A Tale of Two Economies

US first quarter GDP figures came out today. Their economy grew by an annualised equivalent of 1.3% in the first quarter (i.e. a growth of 0.323% during the first three months of the year). At the same time Core US inflation (i.e. excluding energy and food) rose to 2.2%, while the GDP deflator increased to 4%, the highest in 16 years.

All of which leaves the Fed in a very uncomfortable situation. Unlike the BoE, the Fed has twin goals - to keep growth going and to keep inflation low. The need to keep inflation low usually trumps keeping growth going (as it is hard to rein in once it has started), which means the Fed will probably opt to keep their interest rates where they are, rather than cut as the markets anticipated last year. How a slowing US will fare with interest rates staying pat is anyone's guess. There's much chatter at the moment about why it doesn't matter, because pundits believe that the world economy has decoupled from the US one. But the US economy is not only very very large (a $12 trillion economy), much of the world (especially Asia) is dependant on it. It's hard to see a slowdown in such a large chunk of the world's economy not affecting the rest.

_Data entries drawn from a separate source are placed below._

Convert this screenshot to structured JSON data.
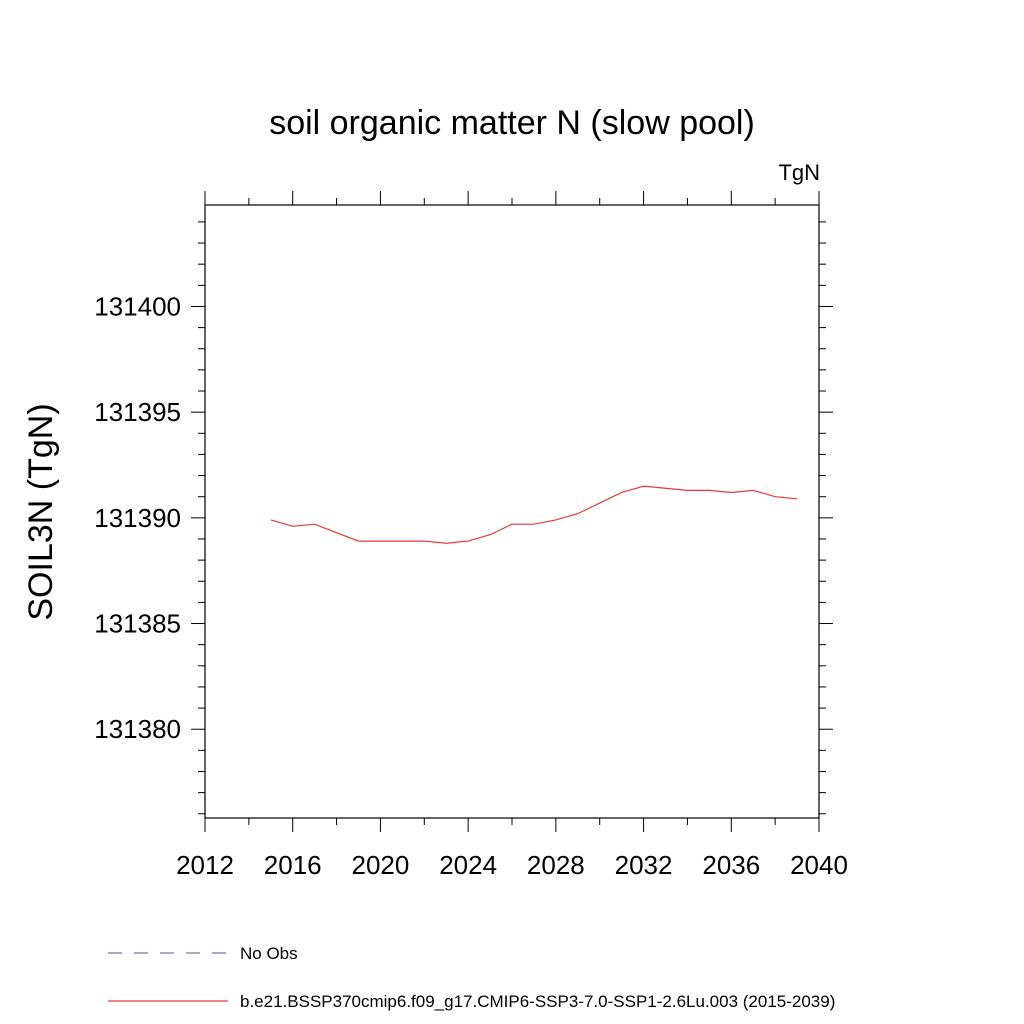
{
  "chart_data": {
    "type": "line",
    "title": "soil organic matter N (slow pool)",
    "units_label": "TgN",
    "ylabel": "SOIL3N  (TgN)",
    "xlabel": "",
    "xlim": [
      2012,
      2040
    ],
    "ylim": [
      131375.8,
      131404.8
    ],
    "x_ticks": [
      2012,
      2016,
      2020,
      2024,
      2028,
      2032,
      2036,
      2040
    ],
    "x_minor_step": 2,
    "y_ticks": [
      131380,
      131385,
      131390,
      131395,
      131400
    ],
    "y_minor_step": 1,
    "grid": false,
    "legend_position": "bottom-left",
    "legend": [
      {
        "label": "No Obs",
        "color": "#7f6fb0",
        "style": "dashed"
      },
      {
        "label": "b.e21.BSSP370cmip6.f09_g17.CMIP6-SSP3-7.0-SSP1-2.6Lu.003 (2015-2039)",
        "color": "#e8373b",
        "style": "solid"
      }
    ],
    "series": [
      {
        "color": "#e8373b",
        "x": [
          2015,
          2016,
          2017,
          2018,
          2019,
          2020,
          2021,
          2022,
          2023,
          2024,
          2025,
          2026,
          2027,
          2028,
          2029,
          2030,
          2031,
          2032,
          2033,
          2034,
          2035,
          2036,
          2037,
          2038,
          2039
        ],
        "values": [
          131389.9,
          131389.6,
          131389.7,
          131389.3,
          131388.9,
          131388.9,
          131388.9,
          131388.9,
          131388.8,
          131388.9,
          131389.2,
          131389.7,
          131389.7,
          131389.9,
          131390.2,
          131390.7,
          131391.2,
          131391.5,
          131391.4,
          131391.3,
          131391.3,
          131391.2,
          131391.3,
          131391.0,
          131390.9
        ]
      }
    ]
  }
}
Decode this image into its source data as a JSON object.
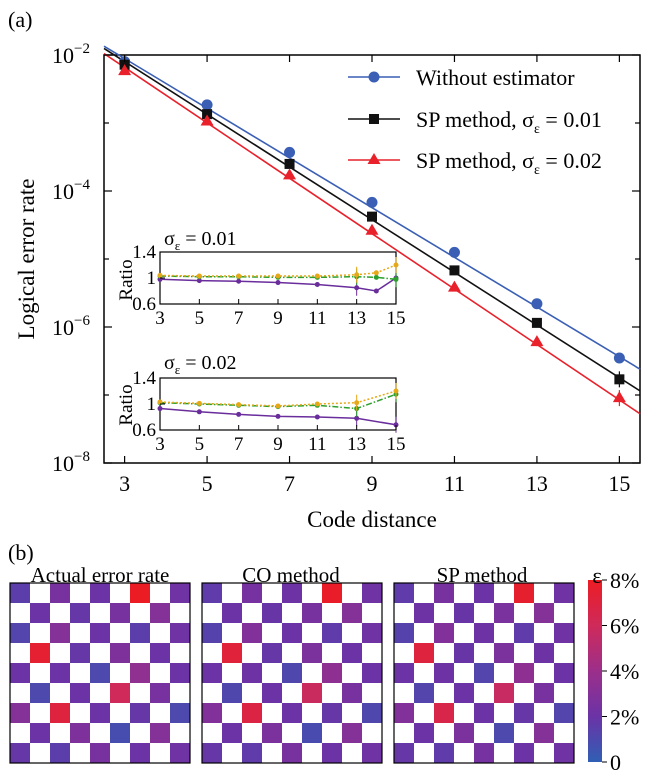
{
  "panel_a_label": "(a)",
  "panel_b_label": "(b)",
  "colors": {
    "without": "#3a5fb4",
    "sp001": "#111111",
    "sp002": "#e8212b",
    "ratio_purple": "#6a2d9c",
    "ratio_green": "#2ca02c",
    "ratio_orange": "#e6a817"
  },
  "chart_data": [
    {
      "type": "line",
      "xlabel": "Code distance",
      "ylabel": "Logical error rate",
      "y_scale": "log",
      "xlim": [
        2.5,
        15.5
      ],
      "ylim": [
        1e-08,
        0.01
      ],
      "x_ticks": [
        "3",
        "5",
        "7",
        "9",
        "11",
        "13",
        "15"
      ],
      "y_tick_bases": [
        "10",
        "10",
        "10",
        "10"
      ],
      "y_tick_exps": [
        "−2",
        "−4",
        "−6",
        "−8"
      ],
      "legend": "top-right",
      "series": [
        {
          "name": "Without estimator",
          "marker": "circle",
          "x": [
            3,
            5,
            7,
            9,
            11,
            13,
            15
          ],
          "y": [
            0.008,
            0.00185,
            0.00037,
            6.8e-05,
            1.25e-05,
            2.2e-06,
            3.5e-07
          ],
          "fit": [
            [
              2.5,
              0.0135
            ],
            [
              15.5,
              2.4e-07
            ]
          ]
        },
        {
          "name": "SP method, σ",
          "name_sub": "ε",
          "name_tail": " = 0.01",
          "marker": "square",
          "x": [
            3,
            5,
            7,
            9,
            11,
            13,
            15
          ],
          "y": [
            0.0072,
            0.00135,
            0.00025,
            4.2e-05,
            6.8e-06,
            1.15e-06,
            1.7e-07
          ],
          "fit": [
            [
              2.5,
              0.0125
            ],
            [
              15.5,
              1.15e-07
            ]
          ]
        },
        {
          "name": "SP method, σ",
          "name_sub": "ε",
          "name_tail": " = 0.02",
          "marker": "triangle",
          "x": [
            3,
            5,
            7,
            9,
            11,
            13,
            15
          ],
          "y": [
            0.0058,
            0.00105,
            0.00017,
            2.6e-05,
            3.8e-06,
            6e-07,
            9e-08
          ],
          "fit": [
            [
              2.5,
              0.0105
            ],
            [
              15.5,
              5.3e-08
            ]
          ]
        }
      ]
    },
    {
      "type": "line",
      "title_prefix": "σ",
      "title_sub": "ε",
      "title_tail": " = 0.01",
      "ylabel": "Ratio",
      "xlim": [
        3,
        15
      ],
      "ylim": [
        0.6,
        1.4
      ],
      "x_ticks": [
        "3",
        "5",
        "7",
        "9",
        "11",
        "13",
        "15"
      ],
      "y_ticks": [
        "1.4",
        "1",
        "0.6"
      ],
      "series": [
        {
          "color": "ratio_purple",
          "dash": "solid",
          "x": [
            3,
            5,
            7,
            9,
            11,
            13,
            14,
            15
          ],
          "y": [
            0.98,
            0.96,
            0.95,
            0.93,
            0.9,
            0.85,
            0.8,
            1.0
          ]
        },
        {
          "color": "ratio_green",
          "dash": "dashdot",
          "x": [
            3,
            5,
            7,
            9,
            11,
            13,
            14,
            15
          ],
          "y": [
            1.03,
            1.02,
            1.02,
            1.01,
            1.01,
            1.02,
            1.01,
            0.98
          ]
        },
        {
          "color": "ratio_orange",
          "dash": "dotted",
          "x": [
            3,
            5,
            7,
            9,
            11,
            13,
            14,
            15
          ],
          "y": [
            1.04,
            1.03,
            1.03,
            1.03,
            1.03,
            1.05,
            1.08,
            1.2
          ]
        }
      ]
    },
    {
      "type": "line",
      "title_prefix": "σ",
      "title_sub": "ε",
      "title_tail": " = 0.02",
      "ylabel": "Ratio",
      "xlim": [
        3,
        15
      ],
      "ylim": [
        0.6,
        1.4
      ],
      "x_ticks": [
        "3",
        "5",
        "7",
        "9",
        "11",
        "13",
        "15"
      ],
      "y_ticks": [
        "1.4",
        "1",
        "0.6"
      ],
      "series": [
        {
          "color": "ratio_purple",
          "dash": "solid",
          "x": [
            3,
            5,
            7,
            9,
            11,
            13,
            15
          ],
          "y": [
            0.93,
            0.88,
            0.84,
            0.81,
            0.8,
            0.78,
            0.68
          ]
        },
        {
          "color": "ratio_green",
          "dash": "dashdot",
          "x": [
            3,
            5,
            7,
            9,
            11,
            13,
            15
          ],
          "y": [
            1.02,
            1.0,
            0.98,
            0.96,
            0.98,
            0.93,
            1.15
          ]
        },
        {
          "color": "ratio_orange",
          "dash": "dotted",
          "x": [
            3,
            5,
            7,
            9,
            11,
            13,
            15
          ],
          "y": [
            1.03,
            1.01,
            0.99,
            0.97,
            1.0,
            1.02,
            1.2
          ]
        }
      ]
    },
    {
      "type": "heatmap",
      "title": "Actual error rate",
      "grid": [
        [
          0.015,
          0,
          0.025,
          0,
          0.02,
          0,
          0.08,
          0,
          0.022
        ],
        [
          0,
          0.02,
          0,
          0.018,
          0,
          0.025,
          0,
          0.03,
          0
        ],
        [
          0.012,
          0,
          0.03,
          0,
          0.02,
          0,
          0.015,
          0,
          0.022
        ],
        [
          0,
          0.075,
          0,
          0.018,
          0,
          0.028,
          0,
          0.02,
          0
        ],
        [
          0.02,
          0,
          0.02,
          0,
          0.01,
          0,
          0.035,
          0,
          0.02
        ],
        [
          0,
          0.01,
          0,
          0.02,
          0,
          0.06,
          0,
          0.025,
          0
        ],
        [
          0.03,
          0,
          0.07,
          0,
          0.02,
          0,
          0.018,
          0,
          0.01
        ],
        [
          0,
          0.02,
          0,
          0.028,
          0,
          0.008,
          0,
          0.03,
          0
        ],
        [
          0.018,
          0,
          0.015,
          0,
          0.025,
          0,
          0.02,
          0,
          0.022
        ]
      ]
    },
    {
      "type": "heatmap",
      "title": "CO method",
      "grid": [
        [
          0.016,
          0,
          0.024,
          0,
          0.021,
          0,
          0.078,
          0,
          0.022
        ],
        [
          0,
          0.02,
          0,
          0.019,
          0,
          0.025,
          0,
          0.03,
          0
        ],
        [
          0.013,
          0,
          0.029,
          0,
          0.02,
          0,
          0.016,
          0,
          0.022
        ],
        [
          0,
          0.072,
          0,
          0.018,
          0,
          0.027,
          0,
          0.02,
          0
        ],
        [
          0.02,
          0,
          0.021,
          0,
          0.011,
          0,
          0.034,
          0,
          0.02
        ],
        [
          0,
          0.011,
          0,
          0.02,
          0,
          0.058,
          0,
          0.025,
          0
        ],
        [
          0.029,
          0,
          0.068,
          0,
          0.02,
          0,
          0.018,
          0,
          0.011
        ],
        [
          0,
          0.02,
          0,
          0.027,
          0,
          0.009,
          0,
          0.03,
          0
        ],
        [
          0.018,
          0,
          0.016,
          0,
          0.025,
          0,
          0.02,
          0,
          0.022
        ]
      ]
    },
    {
      "type": "heatmap",
      "title": "SP method",
      "grid": [
        [
          0.016,
          0,
          0.025,
          0,
          0.02,
          0,
          0.076,
          0,
          0.022
        ],
        [
          0,
          0.021,
          0,
          0.019,
          0,
          0.026,
          0,
          0.03,
          0
        ],
        [
          0.013,
          0,
          0.029,
          0,
          0.021,
          0,
          0.016,
          0,
          0.022
        ],
        [
          0,
          0.07,
          0,
          0.019,
          0,
          0.027,
          0,
          0.021,
          0
        ],
        [
          0.02,
          0,
          0.021,
          0,
          0.012,
          0,
          0.034,
          0,
          0.02
        ],
        [
          0,
          0.012,
          0,
          0.02,
          0,
          0.057,
          0,
          0.025,
          0
        ],
        [
          0.029,
          0,
          0.066,
          0,
          0.02,
          0,
          0.018,
          0,
          0.012
        ],
        [
          0,
          0.02,
          0,
          0.027,
          0,
          0.01,
          0,
          0.03,
          0
        ],
        [
          0.018,
          0,
          0.016,
          0,
          0.024,
          0,
          0.02,
          0,
          0.022
        ]
      ]
    }
  ],
  "colorbar": {
    "label": "ε",
    "ticks": [
      "8%",
      "6%",
      "4%",
      "2%",
      "0"
    ],
    "range": [
      0,
      0.08
    ]
  }
}
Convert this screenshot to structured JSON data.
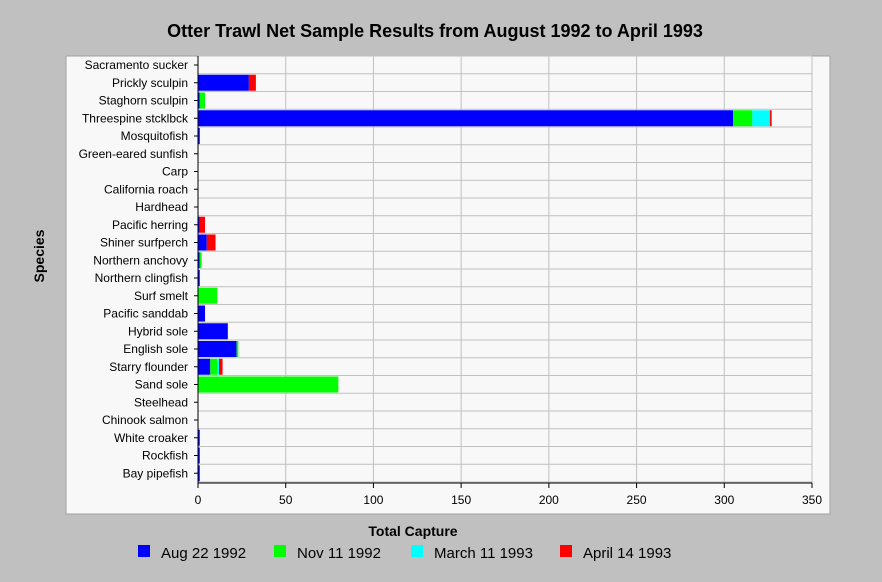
{
  "chart_data": {
    "type": "bar",
    "orientation": "horizontal",
    "stacked": true,
    "title": "Otter Trawl Net Sample Results from August 1992 to April 1993",
    "xlabel": "Total Capture",
    "ylabel": "Species",
    "xlim": [
      0,
      350
    ],
    "xticks": [
      0,
      50,
      100,
      150,
      200,
      250,
      300,
      350
    ],
    "grid": true,
    "legend_position": "bottom",
    "categories": [
      "Sacramento sucker",
      "Prickly sculpin",
      "Staghorn sculpin",
      "Threespine stcklbck",
      "Mosquitofish",
      "Green-eared sunfish",
      "Carp",
      "California roach",
      "Hardhead",
      "Pacific herring",
      "Shiner surfperch",
      "Northern anchovy",
      "Northern clingfish",
      "Surf smelt",
      "Pacific sanddab",
      "Hybrid sole",
      "English sole",
      "Starry flounder",
      "Sand sole",
      "Steelhead",
      "Chinook salmon",
      "White croaker",
      "Rockfish",
      "Bay pipefish"
    ],
    "series": [
      {
        "name": "Aug 22 1992",
        "color": "#0000ff",
        "values": [
          0,
          29,
          1,
          305,
          1,
          0,
          0,
          0,
          0,
          1,
          5,
          1,
          1,
          0,
          4,
          17,
          22,
          7,
          0,
          0,
          0,
          1,
          1,
          1
        ]
      },
      {
        "name": "Nov 11 1992",
        "color": "#00ff00",
        "values": [
          0,
          0,
          3,
          11,
          0,
          0,
          0,
          0,
          0,
          0,
          0,
          1,
          0,
          11,
          0,
          0,
          1,
          4,
          80,
          0,
          0,
          0,
          0,
          0
        ]
      },
      {
        "name": "March 11 1993",
        "color": "#00ffff",
        "values": [
          0,
          0,
          0,
          10,
          0,
          0,
          0,
          0,
          0,
          0,
          0,
          0,
          0,
          0,
          0,
          0,
          0,
          1,
          0,
          0,
          0,
          0,
          0,
          0
        ]
      },
      {
        "name": "April 14 1993",
        "color": "#ff0000",
        "values": [
          0,
          4,
          0,
          1,
          0,
          0,
          0,
          0,
          0,
          3,
          5,
          0,
          0,
          0,
          0,
          0,
          0,
          2,
          0,
          0,
          0,
          0,
          0,
          0
        ]
      }
    ]
  }
}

In the UK meanwhile, first quarter growth came out at 0.7% (or 2.8% annualised equivalent) - about double the US rate. Our headline CPI (including energy and food) came out at 3.1%.

Energy costs look like they will come down though. Two months ago British Gas announced it would cut gas prices by 17 per cent and electricity prices by 11 per cent. Yesterday it said it would cut electricity prices by a further 6 per cent, and gas prices by a further 3 per cent, with immediate effect. EDF today announced they would be cutting too. Of the big six energy companies, only Scottish Power has not announced a cut. However, Scottish Power did say that it's customers "could expect good news soon".

All of this should start to cut the CPI. I expect the BoE will still raise rates to 5.5% in May to demonstrate that they take inflation-fighting seriously. But they will at the same time be keeping a worried eye on the Americans.